Example: Mom and Pop have a small business which sponsors a solo 401(k) plan. Mom and Pop have employed their 18-year old son Junior as a part-time worker, starting in 2019. Junior works the following hours for Mom and Pop when he is not attending college: 2019-750 hours; 2020- 850 hours; 2021-800 hours; 2022-925 hours; and 2023-550 hours. Prior to the SECURE
Act change, Junior would not be considered an employee, since he had not worked at least 1,000 in any calendar year. Now, because of the new rules, Junior would be treated as an employee as of January 1, 2024, because he had three consecutive years when he worked at least 500 hours for Mom and Pop. Accordingly,  Mom and Pop’s business could not continue to sponsor the solo 401(k) plan after 2023.

Example: Steve works from home as an accountant. Steve sponsors a solo 401(k) plan. Steve also operates a separate investment advisory business which has two other employees besides himself. Because Steve owns the controlling interest in both businesses, the investment advisory businesses employees are considered Steve’s employees for his accounting business. Steve will not be able to continue with his solo 401(k) plan.

  • Annual Contribution Limits: The sponsor of a solo 401(k) plan is both the employer and the employee. This permits the owner to make both elective deferrals and deductible employer contributions. However, there are three different solo 401(k) contribution limits. (i) the annual elective deferral cannot exceed $19,500 (plus an additional $6,500 ‘catch up’ contribution if the owner is over age 50); (ii) the annual employer contribution is limited to 25% of compensation for a corporation, and for unincorporated business, the 25% limitation equates to 20% of adjusted net earnings, i.e. the net earnings from self-employment decreased by the deduction for the self-employment tax); and (iii) the overall annual limit on combined elective deferrals and employer contributions is $58,000 for 2021 (or $64,500 if the over 50-years ‘catch-up’ contribution is made.)

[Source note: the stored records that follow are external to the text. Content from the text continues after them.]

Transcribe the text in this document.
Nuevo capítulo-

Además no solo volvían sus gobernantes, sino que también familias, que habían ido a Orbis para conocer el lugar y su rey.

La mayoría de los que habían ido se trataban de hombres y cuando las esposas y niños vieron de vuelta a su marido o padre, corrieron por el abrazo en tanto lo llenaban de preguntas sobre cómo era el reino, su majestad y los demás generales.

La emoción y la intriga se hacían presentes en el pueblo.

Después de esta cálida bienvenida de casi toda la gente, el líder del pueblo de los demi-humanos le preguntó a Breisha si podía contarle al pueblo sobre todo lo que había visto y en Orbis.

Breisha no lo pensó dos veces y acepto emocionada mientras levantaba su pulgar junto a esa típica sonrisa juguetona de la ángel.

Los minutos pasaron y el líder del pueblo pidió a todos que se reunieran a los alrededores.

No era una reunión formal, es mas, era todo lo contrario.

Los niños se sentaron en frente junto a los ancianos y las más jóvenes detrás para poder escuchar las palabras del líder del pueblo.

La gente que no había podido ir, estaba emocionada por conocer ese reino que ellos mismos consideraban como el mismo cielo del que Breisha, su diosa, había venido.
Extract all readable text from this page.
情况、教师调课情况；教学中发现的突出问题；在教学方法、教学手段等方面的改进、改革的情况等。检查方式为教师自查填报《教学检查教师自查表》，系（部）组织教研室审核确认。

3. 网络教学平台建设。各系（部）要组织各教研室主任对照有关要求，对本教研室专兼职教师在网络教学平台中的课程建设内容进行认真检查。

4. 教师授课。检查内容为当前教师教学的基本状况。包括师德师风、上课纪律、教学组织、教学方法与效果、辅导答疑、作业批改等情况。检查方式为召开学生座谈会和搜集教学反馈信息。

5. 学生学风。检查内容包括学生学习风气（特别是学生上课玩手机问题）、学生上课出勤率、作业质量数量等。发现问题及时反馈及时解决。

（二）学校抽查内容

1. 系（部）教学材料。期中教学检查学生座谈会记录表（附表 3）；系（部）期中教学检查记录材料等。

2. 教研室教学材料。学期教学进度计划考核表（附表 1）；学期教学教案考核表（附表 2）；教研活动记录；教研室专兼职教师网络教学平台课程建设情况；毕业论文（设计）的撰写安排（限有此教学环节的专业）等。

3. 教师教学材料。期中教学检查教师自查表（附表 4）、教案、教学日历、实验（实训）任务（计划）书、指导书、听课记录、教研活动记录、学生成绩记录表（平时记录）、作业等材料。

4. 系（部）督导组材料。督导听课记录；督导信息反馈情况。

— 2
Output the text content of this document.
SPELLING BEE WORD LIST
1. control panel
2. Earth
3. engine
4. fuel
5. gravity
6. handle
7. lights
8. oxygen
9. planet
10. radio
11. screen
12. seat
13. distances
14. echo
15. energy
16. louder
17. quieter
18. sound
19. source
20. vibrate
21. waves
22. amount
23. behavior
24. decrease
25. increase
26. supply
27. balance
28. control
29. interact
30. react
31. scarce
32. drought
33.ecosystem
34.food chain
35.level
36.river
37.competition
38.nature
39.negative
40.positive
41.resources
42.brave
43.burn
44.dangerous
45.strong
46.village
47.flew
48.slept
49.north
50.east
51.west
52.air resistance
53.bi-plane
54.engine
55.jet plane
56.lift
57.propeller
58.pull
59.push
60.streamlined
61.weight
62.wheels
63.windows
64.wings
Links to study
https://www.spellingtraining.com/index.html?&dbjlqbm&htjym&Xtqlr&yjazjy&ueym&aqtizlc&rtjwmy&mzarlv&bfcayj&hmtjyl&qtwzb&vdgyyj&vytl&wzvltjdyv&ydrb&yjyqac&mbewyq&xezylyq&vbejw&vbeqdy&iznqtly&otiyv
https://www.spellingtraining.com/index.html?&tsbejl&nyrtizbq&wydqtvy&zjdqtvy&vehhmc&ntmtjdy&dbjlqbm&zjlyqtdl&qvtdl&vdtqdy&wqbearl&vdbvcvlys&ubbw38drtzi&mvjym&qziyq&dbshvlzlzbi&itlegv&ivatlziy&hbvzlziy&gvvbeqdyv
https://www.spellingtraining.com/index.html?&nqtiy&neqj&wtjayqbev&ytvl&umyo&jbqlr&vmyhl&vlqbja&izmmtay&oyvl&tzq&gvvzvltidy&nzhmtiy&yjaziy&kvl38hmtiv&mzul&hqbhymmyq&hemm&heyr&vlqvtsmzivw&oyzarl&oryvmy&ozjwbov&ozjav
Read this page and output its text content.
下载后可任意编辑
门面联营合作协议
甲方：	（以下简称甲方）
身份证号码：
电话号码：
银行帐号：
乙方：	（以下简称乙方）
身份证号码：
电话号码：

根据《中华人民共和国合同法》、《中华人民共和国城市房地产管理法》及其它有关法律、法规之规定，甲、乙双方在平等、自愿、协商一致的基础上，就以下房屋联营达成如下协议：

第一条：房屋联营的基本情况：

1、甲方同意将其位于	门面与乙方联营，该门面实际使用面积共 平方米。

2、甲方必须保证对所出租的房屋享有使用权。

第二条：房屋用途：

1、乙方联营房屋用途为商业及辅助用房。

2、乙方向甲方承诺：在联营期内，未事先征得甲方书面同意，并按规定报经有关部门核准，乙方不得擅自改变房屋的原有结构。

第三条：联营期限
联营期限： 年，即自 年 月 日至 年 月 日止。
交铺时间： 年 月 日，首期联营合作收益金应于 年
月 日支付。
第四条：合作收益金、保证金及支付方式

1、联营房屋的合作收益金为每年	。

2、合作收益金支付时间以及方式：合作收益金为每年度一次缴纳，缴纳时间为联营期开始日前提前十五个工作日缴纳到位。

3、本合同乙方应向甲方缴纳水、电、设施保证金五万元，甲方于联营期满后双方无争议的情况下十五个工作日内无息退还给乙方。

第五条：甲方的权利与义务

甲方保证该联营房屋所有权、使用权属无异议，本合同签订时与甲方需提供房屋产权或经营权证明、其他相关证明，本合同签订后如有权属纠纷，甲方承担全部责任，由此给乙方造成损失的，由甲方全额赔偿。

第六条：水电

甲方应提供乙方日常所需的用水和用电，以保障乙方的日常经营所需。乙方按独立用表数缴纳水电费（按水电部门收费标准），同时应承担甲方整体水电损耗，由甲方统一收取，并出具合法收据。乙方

Example: Shelly, age 44,  works for her employer and participates in its 401(k) plan. Shelly also operates a side-business on the weekends and she sponsors her own solo 401(k) plan. For 2021, the maximum amount of combined elective deferrals is $19,500.

  • Miscellaneous Audit Inquiries: Other topics on which the IRS might audit solo 401(k) plans might include: (i) has Form 5500-EZ been filed, if plan assets have exceeded $250,000? ; (ii) is the plan operating in accordance with the qualified plan document? And (iii) is the qualified plan document updated to account for the law changes which seem to occur annually?

Conclusion: Businesses that sponsor solo 401(k) plans have now been given a warning from the IRS that they are targeted for audits in the next few years. Sponsors of such plans need to take steps to ensure that their plans comply with the few requirements that they must satisfy.